OCCUPY WALL STREET: SCENES OF PROTEST

He said that following Wednesday's 10,000-strong union march, a much smaller group tried to storm police barricades at Wall Street and Broadway.

"They locked their arms. They counted down - 10, 9, 8, 7, 6. Then they decided to charge the police. That is going to be met with some physical force," Kelly said.

Occupy Wall Street - the leaderless anti-corporate movement that has spread to 150 cities - said it was the police who were eager to provoke violence.

The group posted a YouTube video of a cop a block from the Stock Exchange saying Wednesday evening that he just couldn't wait to beat up demonstrators.

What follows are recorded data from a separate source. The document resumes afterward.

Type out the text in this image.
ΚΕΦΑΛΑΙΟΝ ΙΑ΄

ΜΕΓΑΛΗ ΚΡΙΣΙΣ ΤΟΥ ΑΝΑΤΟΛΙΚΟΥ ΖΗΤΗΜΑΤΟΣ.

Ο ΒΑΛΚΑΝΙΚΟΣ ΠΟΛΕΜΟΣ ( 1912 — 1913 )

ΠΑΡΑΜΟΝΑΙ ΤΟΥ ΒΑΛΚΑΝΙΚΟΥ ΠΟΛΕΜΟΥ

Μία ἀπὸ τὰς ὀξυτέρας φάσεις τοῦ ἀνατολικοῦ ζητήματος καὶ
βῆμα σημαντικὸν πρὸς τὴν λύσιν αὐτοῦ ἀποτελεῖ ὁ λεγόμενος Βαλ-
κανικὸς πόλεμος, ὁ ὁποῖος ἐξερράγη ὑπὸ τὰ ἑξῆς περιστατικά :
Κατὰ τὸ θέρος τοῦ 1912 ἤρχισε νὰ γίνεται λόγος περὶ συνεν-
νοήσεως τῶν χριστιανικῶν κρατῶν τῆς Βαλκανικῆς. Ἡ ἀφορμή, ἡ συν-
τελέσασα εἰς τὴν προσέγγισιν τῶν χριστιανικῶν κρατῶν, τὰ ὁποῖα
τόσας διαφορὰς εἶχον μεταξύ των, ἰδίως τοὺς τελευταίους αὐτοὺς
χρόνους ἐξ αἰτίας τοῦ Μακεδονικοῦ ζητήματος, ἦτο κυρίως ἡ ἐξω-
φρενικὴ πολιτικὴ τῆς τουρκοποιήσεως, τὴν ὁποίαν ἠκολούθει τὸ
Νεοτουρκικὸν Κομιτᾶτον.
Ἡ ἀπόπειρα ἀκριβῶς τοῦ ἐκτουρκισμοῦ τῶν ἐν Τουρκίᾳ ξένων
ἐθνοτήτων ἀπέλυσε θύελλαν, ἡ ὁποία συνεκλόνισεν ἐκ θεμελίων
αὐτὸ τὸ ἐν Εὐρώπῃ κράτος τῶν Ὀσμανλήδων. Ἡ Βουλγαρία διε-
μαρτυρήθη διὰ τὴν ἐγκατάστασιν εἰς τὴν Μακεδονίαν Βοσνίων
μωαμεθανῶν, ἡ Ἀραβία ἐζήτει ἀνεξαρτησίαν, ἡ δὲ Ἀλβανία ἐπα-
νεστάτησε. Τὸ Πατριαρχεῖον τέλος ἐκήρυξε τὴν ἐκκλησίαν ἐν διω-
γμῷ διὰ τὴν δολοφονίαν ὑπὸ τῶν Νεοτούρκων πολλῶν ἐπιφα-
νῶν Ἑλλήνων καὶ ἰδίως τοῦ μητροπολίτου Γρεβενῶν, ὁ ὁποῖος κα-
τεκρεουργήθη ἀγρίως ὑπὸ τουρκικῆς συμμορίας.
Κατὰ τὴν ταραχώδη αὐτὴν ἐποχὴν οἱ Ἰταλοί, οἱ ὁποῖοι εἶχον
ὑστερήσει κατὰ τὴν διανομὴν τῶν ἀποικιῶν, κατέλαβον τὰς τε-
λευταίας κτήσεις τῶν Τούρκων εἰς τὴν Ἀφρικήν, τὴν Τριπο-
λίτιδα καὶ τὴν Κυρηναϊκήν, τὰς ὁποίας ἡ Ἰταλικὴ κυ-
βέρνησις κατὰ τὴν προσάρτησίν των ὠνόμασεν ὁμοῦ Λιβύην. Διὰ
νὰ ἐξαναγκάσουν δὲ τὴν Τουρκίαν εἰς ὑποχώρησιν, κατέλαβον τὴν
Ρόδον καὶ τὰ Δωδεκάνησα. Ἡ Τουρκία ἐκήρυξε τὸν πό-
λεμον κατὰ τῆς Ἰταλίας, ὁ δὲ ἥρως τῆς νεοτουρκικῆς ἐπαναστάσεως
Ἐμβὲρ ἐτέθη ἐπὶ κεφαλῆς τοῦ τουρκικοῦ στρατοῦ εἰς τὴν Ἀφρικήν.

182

"My little nightstick's gonna get a workout tonight," the burly officer whose badge reads 'Rodriguez' says gleefully to a fellow cop as they wait by a metal barricade on Broad Street.

That clip was juxtaposed by protesters with video taken in the melee later on that shows a police lieutenant holding a baton in both hands and wading through a crowd indiscriminately clubbing people.

"Police officers have a right to use force and to defend themselves when they are being charged by a group trying to overwhelm them," said NYPD chief spokesman Paul Browne.

No injuries were reported, he said.

Twenty three people were arrested. Most were charged with disorderly conduct but one man who police said knocked a cop off a scooter was charged with assault.

Mayor Bloomberg said New York takes pride in giving citizens a voice but "you don't have a right to charge police officers."

"There just is a standard of conduct which is a line you cannot cross," he said.

As to cops bragging about using their nightsticks, the mayor said he couldn't account for every officer.

"Our Police Department conducted themselves the way that they should. Every cop? I don't know. There will always be somebody that has some piece of footage," Bloomberg said.

Police cannot legally boot the protesters from the downtown's Zuccotti Park, a public space.

But Assembly Speaker Sheldon Silver said Wednesday the protesters should quit blocking one of the area's few parks, saying residents had suffered enough blocked streets during 9/11.

Some downtown residents have complained that drumming and chanting in the park is keeping them awake.

The group plans to take over Washington Square Park on Saturday.

Spin-off marches took place in Dallas, Washington, Cleveland, St. Louis and Philadelphia, among other cities.